ICE Data Reveals That Equity Withdrawals Hit 2yr High In Q3, Could See Boost As Fed Cuts Rates
Intercontinental Exchange, Inc. (NYSE:ICE), a global provider of technology and data, released its November 2024 ICE Mortgage Monitor Report, based on the company’s robust mortgage, real estate and public records data sets. Here’s what it found:
This month’s Mortgage Monitor dives deep into ICE’s latest Q3 2024 homeowner equity data, reporting on both quarterly and annual growth in mortgage holders’ housing wealth. Though 30-year interest rates remain volatile, recent and anticipated short-term rate cuts by the Federal Reserve have the potential to positively impact equity-based lending. As Andy Walden, ICE Vice President of Research and Analysis explains, though the cost to borrow against a homeowner’s equity is notably higher than prior to the Fed’s most recent tightening cycle, this dynamic is poised to change in the year ahead.

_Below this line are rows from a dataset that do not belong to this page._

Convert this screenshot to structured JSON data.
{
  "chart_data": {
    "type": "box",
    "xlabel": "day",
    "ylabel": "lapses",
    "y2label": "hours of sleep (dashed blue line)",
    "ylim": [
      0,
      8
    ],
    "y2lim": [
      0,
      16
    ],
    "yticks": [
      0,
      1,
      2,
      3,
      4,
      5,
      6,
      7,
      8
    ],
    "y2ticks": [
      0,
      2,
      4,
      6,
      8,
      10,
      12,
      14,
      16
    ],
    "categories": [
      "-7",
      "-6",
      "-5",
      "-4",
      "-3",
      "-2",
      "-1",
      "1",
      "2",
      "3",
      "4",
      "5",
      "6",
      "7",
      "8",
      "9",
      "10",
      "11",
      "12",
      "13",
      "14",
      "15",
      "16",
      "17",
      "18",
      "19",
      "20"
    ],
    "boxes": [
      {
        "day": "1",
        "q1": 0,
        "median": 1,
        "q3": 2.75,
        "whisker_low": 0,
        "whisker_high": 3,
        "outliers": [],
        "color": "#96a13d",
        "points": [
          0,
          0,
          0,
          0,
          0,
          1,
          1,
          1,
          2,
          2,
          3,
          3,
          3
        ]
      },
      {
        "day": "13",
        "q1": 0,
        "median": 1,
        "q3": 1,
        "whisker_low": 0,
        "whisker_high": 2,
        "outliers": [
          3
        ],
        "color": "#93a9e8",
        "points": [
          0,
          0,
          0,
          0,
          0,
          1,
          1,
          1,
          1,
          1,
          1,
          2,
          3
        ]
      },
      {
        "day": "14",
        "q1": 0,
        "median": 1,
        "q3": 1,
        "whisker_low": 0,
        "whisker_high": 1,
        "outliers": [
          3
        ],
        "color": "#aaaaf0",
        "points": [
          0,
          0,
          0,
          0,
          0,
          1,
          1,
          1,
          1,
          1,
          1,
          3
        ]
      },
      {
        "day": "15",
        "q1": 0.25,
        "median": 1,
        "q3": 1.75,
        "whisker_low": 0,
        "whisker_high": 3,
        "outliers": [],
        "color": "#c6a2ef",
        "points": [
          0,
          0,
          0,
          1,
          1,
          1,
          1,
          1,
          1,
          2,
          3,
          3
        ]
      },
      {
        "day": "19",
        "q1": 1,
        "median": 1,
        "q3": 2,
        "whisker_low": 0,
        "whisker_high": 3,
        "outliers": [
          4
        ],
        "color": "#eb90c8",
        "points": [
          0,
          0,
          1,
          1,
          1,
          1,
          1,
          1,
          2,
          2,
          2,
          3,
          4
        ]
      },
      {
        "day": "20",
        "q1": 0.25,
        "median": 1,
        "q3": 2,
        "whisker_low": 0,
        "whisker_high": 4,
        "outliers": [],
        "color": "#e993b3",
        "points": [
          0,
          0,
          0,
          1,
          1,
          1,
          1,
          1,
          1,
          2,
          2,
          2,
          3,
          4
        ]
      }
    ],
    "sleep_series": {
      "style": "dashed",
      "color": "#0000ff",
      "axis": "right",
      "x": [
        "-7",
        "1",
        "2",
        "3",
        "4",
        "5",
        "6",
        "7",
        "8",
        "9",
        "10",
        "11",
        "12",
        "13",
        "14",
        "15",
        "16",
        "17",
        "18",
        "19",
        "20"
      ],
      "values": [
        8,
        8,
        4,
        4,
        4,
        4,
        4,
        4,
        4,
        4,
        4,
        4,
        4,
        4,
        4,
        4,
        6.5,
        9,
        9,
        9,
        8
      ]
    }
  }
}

“While growth in total mortgage holder equity is slowing along with home prices, Q3’s $17.2T, up 5% from last year, represents another seasonally adjusted record high,” said Walden. “Of that total, $11.2T is available to homeowners with mortgages to borrow against while maintaining a 20% equity stake in their homes. On average, that works out to roughly $207K in tappable equity per homeowner. And we did see a bump in equity withdrawals in Q3, with cash-out refi extractions rising on what had been downwardly trending 30-year rates and second-lien home equity products getting a boost from rate cuts late in the quarter.”
In total, U.S. mortgage holders withdrew $48B of home equity in the third quarter. This was the largest such equity withdrawal volume in the two years since the Federal reserve first initiated their latest tightening cycle. Both the $27B equity withdrawn via second lien products and the $21B withdrawn via cash-out refinances also marked their own individual two-year highs in Q3. Still, homeowners remain historically reluctant to borrow against their home equity. Just 0.42% of available tappable equity was withdrawn in Q3 2024, well below the 0.92% average extraction rate in the decade preceding the latest round of Fed increases.
“Despite a two-year high for equity withdrawals in the third quarter, homeowners are still tapping their housing wealth at less than half the rate they have historically,” Walden added. “Second lien withdrawal rates are currently running more than a quarter below ‘normal’ and cash-out refi withdrawals are still down almost 70%. Over the past 10 quarters homeowners have extracted $476B in equity, exactly half the extraction we’d expect to see under more normal circumstances. That equates to nearly a half a trillion untapped dollars that hasn’t flowed back through the broader economy.”
Elevated interest rates have been a deterrent to homeowner equity utilization in recent quarters, as 30-year mortgage rates climbed at times into the high 7% range, curtailing cash-out refinance activity, and the average introductory rate on second lien home equity lines of credit (HELOCs) rose above 9.5%. However, the Federal Reserve recently began to cut short term interest rates, to which HELOC rates are closely pegged, with additional cuts expected on the horizon. As Walden points out, this could make equity withdrawals both more affordable and more attractive.
“Since the Fed began its latest cycle of rate hikes, the monthly payment needed to withdraw $50K via a HELOC more than doubled, from as low as $167 per month back in March 2022 to $413 in January of this year,” Walden said. “The market’s currently pricing in another 1.5 percentage points of cuts through the end of next year. If that comes to fruition, and current spreads hold, it’ll have positive implications for both new equity lending as well as for consumers with existing HELOCs, with the payment on a $50K withdrawal falling back down below $300 per month. While still notably above the 20-year average of $210, that represents a more than 25% reduction from recent highs. Given borrowers’ recent sensitivity to even slight rate drops, this could serve to entice additional HELOC utilization, especially with mortgage holders sitting on record stockpiles of equity and locked into their current homes via low first lien rates.”
Based on the latest ICE Mortgage Futures as well as industry consensus forecasts, mortgage rates are not expected to see the full 1.5pp projected Fed rate decline flow through to 30-year offerings, which could tighten the spread between 30-year mortgage and HELOC rates and tip the needle toward equity utilization via HELOCs for a subset of mortgage holders.